I find shopping painful.

My wife would rephrase that. To her, I’m just a painful shopper. But confusticate it how you will, people spend years of their lives in crowded malls and checkout lines.  My wife and daughters call this fun. It isn’t fun, it’s a game of snakes and shadows, and to survive you must walk softly and carry a big debit card. A lobotomy would also ease the pain.

Shopping is a mission. To enter a mall is to declare war. Toilet paper and shampoo are hills to be conquered by direct frontal assault, but here I am stymied. Merchandisers cheat, using WMDs (weapons of mass diversion), more commonly known as “flyers.”

Driving home from the theatre, my better half announces we need milk. I pull into the corner gas station. “Not here,” she says. “It’s cheaper at the grocery store.”

“How do you know that?”

“I saw it in the flyer.”

On that shadowy evidence alone we spend $1.50 more in fuel to save $0.35 on four litres of cow juice.

With my blood pressure hitting 150 over 96, I go to the drugstore for meds. The clerk reads the label while I mash my pin number into the machine. “Blood pressure pills, eh? My 85-year-old mom takes these.” Oh, how the serpent strikes.

At the big box store I dutifully steer the shopping cart, maintaining the correct two-step distance behind my wife. Yes, there are rules for this.

We stop in front of the laundry detergent and the calculations begin. Box A is 15 per cent cheaper than Box B, but Box B is 10 per cent more concentrated. However, B is also five per cent smaller that A, and so…By now my head hurts.

To me it’s a wash; four chug-a-lugs work fine whenever I do the laundry (which happens less and less).

Suddenly a guy in a muscle shirt ripples past, pushing his cart with one hand while he grabs a random box of detergent with the other. He doesn’t even slow down. In less than two seconds his shopping is done and I’m in shock and awe.

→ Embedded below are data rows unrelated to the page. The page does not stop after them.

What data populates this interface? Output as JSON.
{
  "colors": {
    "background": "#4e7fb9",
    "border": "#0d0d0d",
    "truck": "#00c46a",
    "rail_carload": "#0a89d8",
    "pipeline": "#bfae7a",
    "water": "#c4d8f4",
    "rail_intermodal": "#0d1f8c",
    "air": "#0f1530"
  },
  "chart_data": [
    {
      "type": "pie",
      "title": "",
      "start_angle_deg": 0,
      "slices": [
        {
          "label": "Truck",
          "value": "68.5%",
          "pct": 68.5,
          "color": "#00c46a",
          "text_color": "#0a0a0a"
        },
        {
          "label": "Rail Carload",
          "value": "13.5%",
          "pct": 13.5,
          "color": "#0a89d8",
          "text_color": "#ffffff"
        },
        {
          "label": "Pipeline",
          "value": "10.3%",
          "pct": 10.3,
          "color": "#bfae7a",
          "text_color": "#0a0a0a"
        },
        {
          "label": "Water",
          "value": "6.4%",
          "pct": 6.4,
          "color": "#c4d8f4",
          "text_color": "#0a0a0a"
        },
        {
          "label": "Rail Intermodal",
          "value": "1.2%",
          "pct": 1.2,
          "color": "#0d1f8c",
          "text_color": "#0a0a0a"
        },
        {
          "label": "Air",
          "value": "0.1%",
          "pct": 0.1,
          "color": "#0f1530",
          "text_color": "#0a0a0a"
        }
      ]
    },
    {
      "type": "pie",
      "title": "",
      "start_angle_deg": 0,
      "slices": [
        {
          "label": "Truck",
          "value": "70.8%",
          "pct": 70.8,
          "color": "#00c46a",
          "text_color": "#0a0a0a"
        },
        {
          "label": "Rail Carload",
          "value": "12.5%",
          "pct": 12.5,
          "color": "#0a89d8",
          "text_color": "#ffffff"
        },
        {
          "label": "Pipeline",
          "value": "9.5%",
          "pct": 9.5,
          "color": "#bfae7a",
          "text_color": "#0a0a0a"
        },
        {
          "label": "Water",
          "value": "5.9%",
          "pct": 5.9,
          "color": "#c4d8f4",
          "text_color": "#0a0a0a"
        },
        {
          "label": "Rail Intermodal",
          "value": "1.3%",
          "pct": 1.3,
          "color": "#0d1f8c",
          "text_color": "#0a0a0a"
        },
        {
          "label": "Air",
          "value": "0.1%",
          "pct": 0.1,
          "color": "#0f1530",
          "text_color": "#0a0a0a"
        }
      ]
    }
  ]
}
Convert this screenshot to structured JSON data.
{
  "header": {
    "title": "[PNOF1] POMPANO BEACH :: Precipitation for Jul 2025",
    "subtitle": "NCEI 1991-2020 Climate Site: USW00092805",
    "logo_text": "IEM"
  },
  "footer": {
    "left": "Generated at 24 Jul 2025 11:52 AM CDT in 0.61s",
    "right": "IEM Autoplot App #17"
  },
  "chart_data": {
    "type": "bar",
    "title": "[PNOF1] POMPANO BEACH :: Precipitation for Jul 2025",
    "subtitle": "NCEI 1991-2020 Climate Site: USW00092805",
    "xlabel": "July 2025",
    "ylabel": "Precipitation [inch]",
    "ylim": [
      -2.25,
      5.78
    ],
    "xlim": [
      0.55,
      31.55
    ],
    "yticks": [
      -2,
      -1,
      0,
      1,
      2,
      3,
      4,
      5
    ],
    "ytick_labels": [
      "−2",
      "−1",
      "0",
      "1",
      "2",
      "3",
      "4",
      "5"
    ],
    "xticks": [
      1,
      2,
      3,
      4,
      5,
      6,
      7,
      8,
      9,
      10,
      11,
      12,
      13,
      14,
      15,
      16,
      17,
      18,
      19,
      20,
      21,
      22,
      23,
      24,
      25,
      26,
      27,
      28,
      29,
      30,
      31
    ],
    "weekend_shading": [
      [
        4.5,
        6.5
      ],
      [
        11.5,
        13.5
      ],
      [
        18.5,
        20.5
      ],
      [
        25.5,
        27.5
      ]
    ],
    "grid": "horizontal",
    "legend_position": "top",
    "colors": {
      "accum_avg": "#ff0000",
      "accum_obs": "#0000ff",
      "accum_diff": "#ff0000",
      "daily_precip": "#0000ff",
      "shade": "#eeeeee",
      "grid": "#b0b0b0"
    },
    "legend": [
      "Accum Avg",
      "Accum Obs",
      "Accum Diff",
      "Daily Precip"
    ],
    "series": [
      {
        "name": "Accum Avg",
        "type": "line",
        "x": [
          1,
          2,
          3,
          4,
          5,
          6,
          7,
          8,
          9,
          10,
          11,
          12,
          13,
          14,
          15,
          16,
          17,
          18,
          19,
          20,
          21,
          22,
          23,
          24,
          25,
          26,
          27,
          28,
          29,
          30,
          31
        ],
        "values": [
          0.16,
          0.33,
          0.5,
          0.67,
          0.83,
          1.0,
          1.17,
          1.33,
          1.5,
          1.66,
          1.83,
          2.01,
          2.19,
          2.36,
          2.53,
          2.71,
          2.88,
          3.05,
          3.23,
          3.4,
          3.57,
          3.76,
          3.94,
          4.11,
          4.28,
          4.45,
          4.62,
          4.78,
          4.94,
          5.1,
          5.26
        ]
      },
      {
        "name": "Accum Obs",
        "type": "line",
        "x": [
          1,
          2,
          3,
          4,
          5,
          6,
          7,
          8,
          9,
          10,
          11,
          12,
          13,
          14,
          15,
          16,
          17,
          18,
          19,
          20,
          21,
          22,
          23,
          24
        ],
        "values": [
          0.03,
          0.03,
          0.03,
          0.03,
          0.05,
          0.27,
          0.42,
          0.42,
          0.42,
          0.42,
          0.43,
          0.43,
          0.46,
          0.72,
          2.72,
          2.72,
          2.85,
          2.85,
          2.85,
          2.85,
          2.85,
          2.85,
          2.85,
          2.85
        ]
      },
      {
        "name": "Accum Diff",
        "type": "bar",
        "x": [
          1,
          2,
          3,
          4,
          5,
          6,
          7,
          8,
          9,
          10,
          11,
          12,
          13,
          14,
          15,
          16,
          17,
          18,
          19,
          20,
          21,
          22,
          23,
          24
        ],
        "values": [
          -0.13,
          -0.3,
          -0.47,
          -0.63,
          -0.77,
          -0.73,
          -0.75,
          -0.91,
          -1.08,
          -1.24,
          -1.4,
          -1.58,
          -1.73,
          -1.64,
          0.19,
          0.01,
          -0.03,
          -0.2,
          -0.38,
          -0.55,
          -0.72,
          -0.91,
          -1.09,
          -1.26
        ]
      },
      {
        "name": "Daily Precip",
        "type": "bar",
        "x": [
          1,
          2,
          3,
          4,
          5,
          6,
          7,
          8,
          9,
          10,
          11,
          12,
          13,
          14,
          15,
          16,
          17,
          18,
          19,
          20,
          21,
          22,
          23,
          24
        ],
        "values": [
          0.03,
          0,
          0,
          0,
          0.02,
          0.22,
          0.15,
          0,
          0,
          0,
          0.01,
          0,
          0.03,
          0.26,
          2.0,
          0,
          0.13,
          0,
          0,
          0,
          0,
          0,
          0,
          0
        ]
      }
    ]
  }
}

Her mental math completed, my wife goes for Box C (there’s a mail-in rebate coupon inside). At the checkout I load the conveyer belt while she asks for a price check on pantyhose. Mr. Laundry Soap strides by and I race after him with an urgent request.

“Autograph? Sure, but why?”

“Your shopping technique,” I babble. “It’s amazing, it’s awesome…it’s…”

He leans closer and lowers his voice. “It’s called survival, buddy. My blood pressure was sky-high until I decided to shop on my terms.”

I gasped. “You mean…!”

“Yep.” He flexed a bronzed Gold Card. “Tore up my prescriptions, upped my limit and I haven’t looked back since.”

It was time to reclaim my turf and the hardware store was my ticket back. Sure, tools are an easy victory, but next week I’m hitting the flower shop.

Unfortunately they’ve hidden the weed killer and I’m forced to ask for assistance. Three gossiping staff members dare me to interrupt them, but I do. Suddenly the sweet thrill of victory floods my veins as I get what I want.

But when I search for two-inch nails, there’s only double-sided tape and glue. The hardware section has become craft central. Three pairs of eyes follow my frantic search, just daring me to interrupt them again. I realize my mistake; I’m the only customer in the store. A floundering fish surrounded by seagulls would get more sympathy.

There ought to be a rule: No (male) shopper gets left behind. Where’s Mr. Laundry Soap when you need him?